Por los acontecimientos recientes de España, con frecuencia me viene a la memoria la petición que Salomón, en sueños, hizo al Señor cuando Él le dijo: Pídeme lo que quieras. Salomón, después de reconocer su pequeñez y la grandeza de Dios, le pide: enséñame a escuchar para que sepa gobernar a tu pueblo y discernir entre el bien y el mal; si no, ¿quién podrá gobernar a este pueblo…? Sigue diciendo el texto bíblico 1°Reyes, 3, que al Señor le pareció bien esa petición y le dice: Por haber pedido esto… inteligencia para acertar en el gobierno, te daré lo que has pedido: una mente sabia y prudente… Y te daré también lo que no has pedido: riquezas y fama mayores que las de rey alguno”.
No sabemos lo que nuestro futuro rey Felipe VI pedirá al Señor, pero a él todos sentimos ganas de pedirle algo, aunque como rey temporal, tampoco nos pueda conceder todo. Muchas cosas, muchísimas, no están al alcance ni de reyes, ni de plebeyos. Sólo nos las puede dar el Rey Eterno, nuestro Dios y Señor. Y estos regalos de Dios, que solo Él nos puede conceder, también dependen en buena medida de nuestra disposición para recibirlos y utilizarlos.

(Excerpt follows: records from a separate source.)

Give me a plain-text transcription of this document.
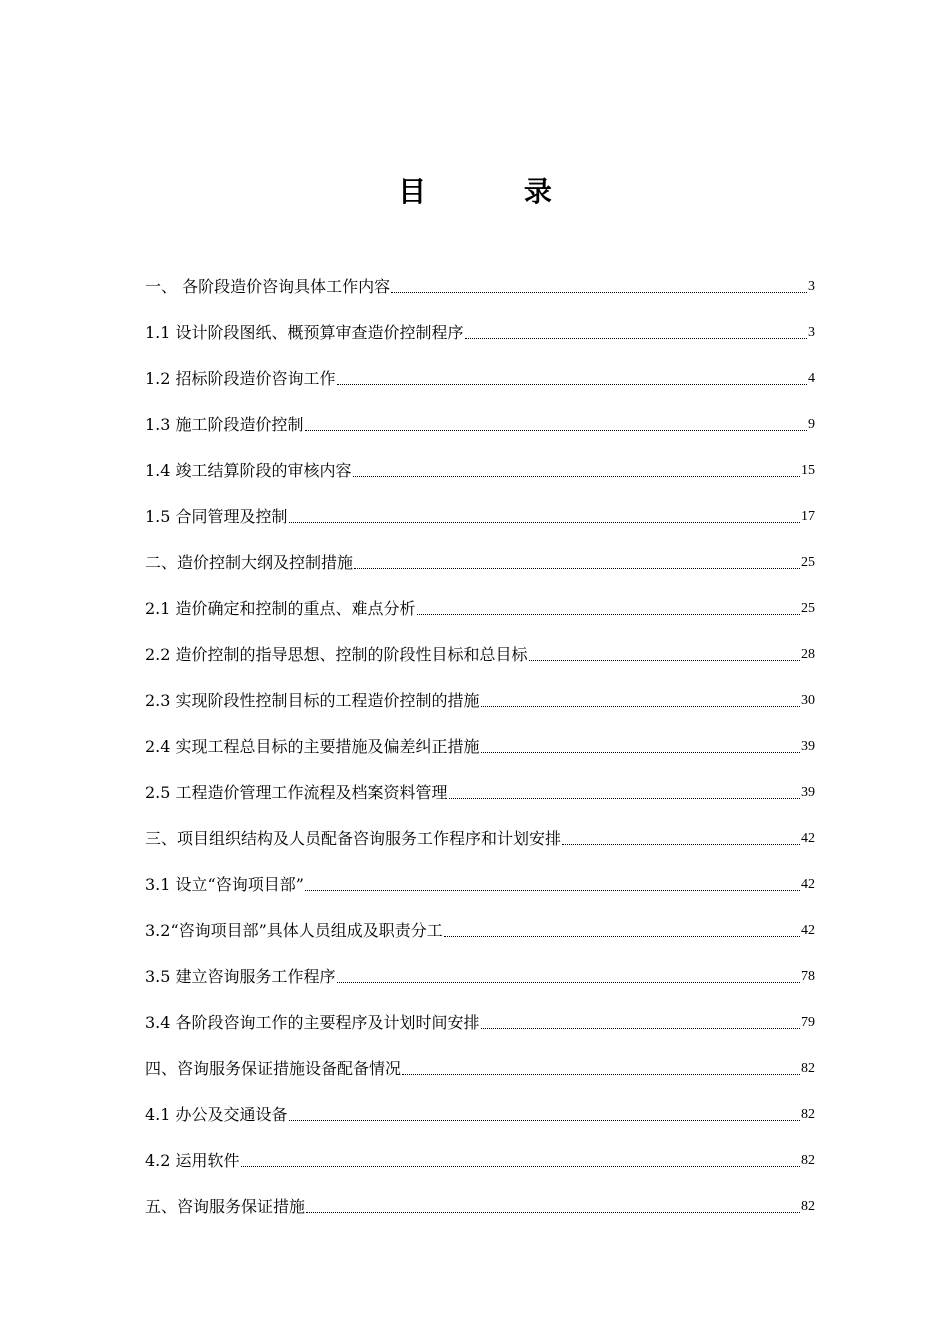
目 录
一、 各阶段造价咨询具体工作内容	3
1.1 设计阶段图纸、概预算审查造价控制程序	3
1.2 招标阶段造价咨询工作	4
1.3 施工阶段造价控制	9
1.4 竣工结算阶段的审核内容	15
1.5 合同管理及控制	17
二、造价控制大纲及控制措施	25
2.1 造价确定和控制的重点、难点分析	25
2.2 造价控制的指导思想、控制的阶段性目标和总目标	28
2.3 实现阶段性控制目标的工程造价控制的措施	30
2.4 实现工程总目标的主要措施及偏差纠正措施	39
2.5 工程造价管理工作流程及档案资料管理	39
三、项目组织结构及人员配备咨询服务工作程序和计划安排	42
3.1 设立“咨询项目部”	42
3.2“咨询项目部”具体人员组成及职责分工	42
3.5 建立咨询服务工作程序	78
3.4 各阶段咨询工作的主要程序及计划时间安排	79
四、咨询服务保证措施设备配备情况	82
4.1 办公及交通设备	82
4.2 运用软件	82
五、咨询服务保证措施	82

¡Saber discernir entre el bien y el mal! Eso pedía Salomón. Y puede parecernos innecesario, al considerar que sí sabemos distinguir lo bueno de lo malo. Si distinguiésemos bien lo uno de lo otro, tendríamos que preguntarnos por qué tantas veces se elige el mal, tanto en la propia vida, como en la sociedad. No es que elijamos el mal porque sí. Tal vez en la elección busquemos complacencias que, por estar basadas en el mal, no pueden traernos el bien. Podría poner ejemplos, pero el lector sabrá encontrarlos en su propia vida o en la de otros.
Esta semana pasada, y en las celebraciones de la vigilia de Pentecostés, muchas personas habrán pedido al Espíritu Santo sus dones, en especial el don de Sabiduría, que es como el culmen de todos ellos.
¿Y por qué? Según nos dice el libro de la Sabiduría, capítulo 9, porque somos débiles y demasiado pequeños para conocer el juicio y las leyes; porque, aunque uno sea perfecto, sin la sabiduría de Dios, será estimado en nada; porque ella nos hace saber lo que es grato a sus ojos y lo que es recto según sus preceptos.
¿Y para qué? Para que me asista en mis trabajos y venga yo a saber lo que te es grato. Ella me guiará prudentemente en mis obras y me guardará en su esplendor.
No creo que haya cristiano que quiera prescindir de este don del Espíritu. En nuestros trabajos, sean de mucho o poca responsabilidad, necesitamos de la ayuda de lo Alto. Cuando se trata de personas con responsabilidad sobre un colectivo, no digamos sobre una nación, se hacen más necesarios los auxilios de Dios, sin que los humanos dejemos de colaborar en lo que nos corresponde.
Excepto los santos, ¿quiénes no hemos criticado a nuestros gobernantes o no nos hemos quejado de sus actuaciones? A diario lo estamos haciendo para dejar mayor constancia de sus errores o injusticias. Está bien que se enteren de lo que no nos parece correcto en sus formas de gobierno, cuando se lo decimos con buenos modos. Pero también podríamos dar un paso más y tratar de ayudarles orando por ellos de corazón.
Si el Señor nos dijera: “pídeme lo que quieras para el nuevo rey”, ¿sabríamos pedir tan acertadamente como Salomón?
Como se ambicionan más -al menos eso parece- los bienes pasajeros que los eternos, es posible que a muchos no se nos ocurra pedir por la santidad del rey. Podríamos acudir a la historia y ver cómo fue la vida del pueblo que tuvo algún rey santo. Sin duda, si era santo el rey, el pueblo, al menos, estaba gobernado con justicia y paz.
¿No les parece a los lectores que, tal como está nuestra sociedad, nos debe preocupar a todos no sólo la correcta actuación del rey, sino también la respuesta que debemos dar a sus decisiones en función del bien común?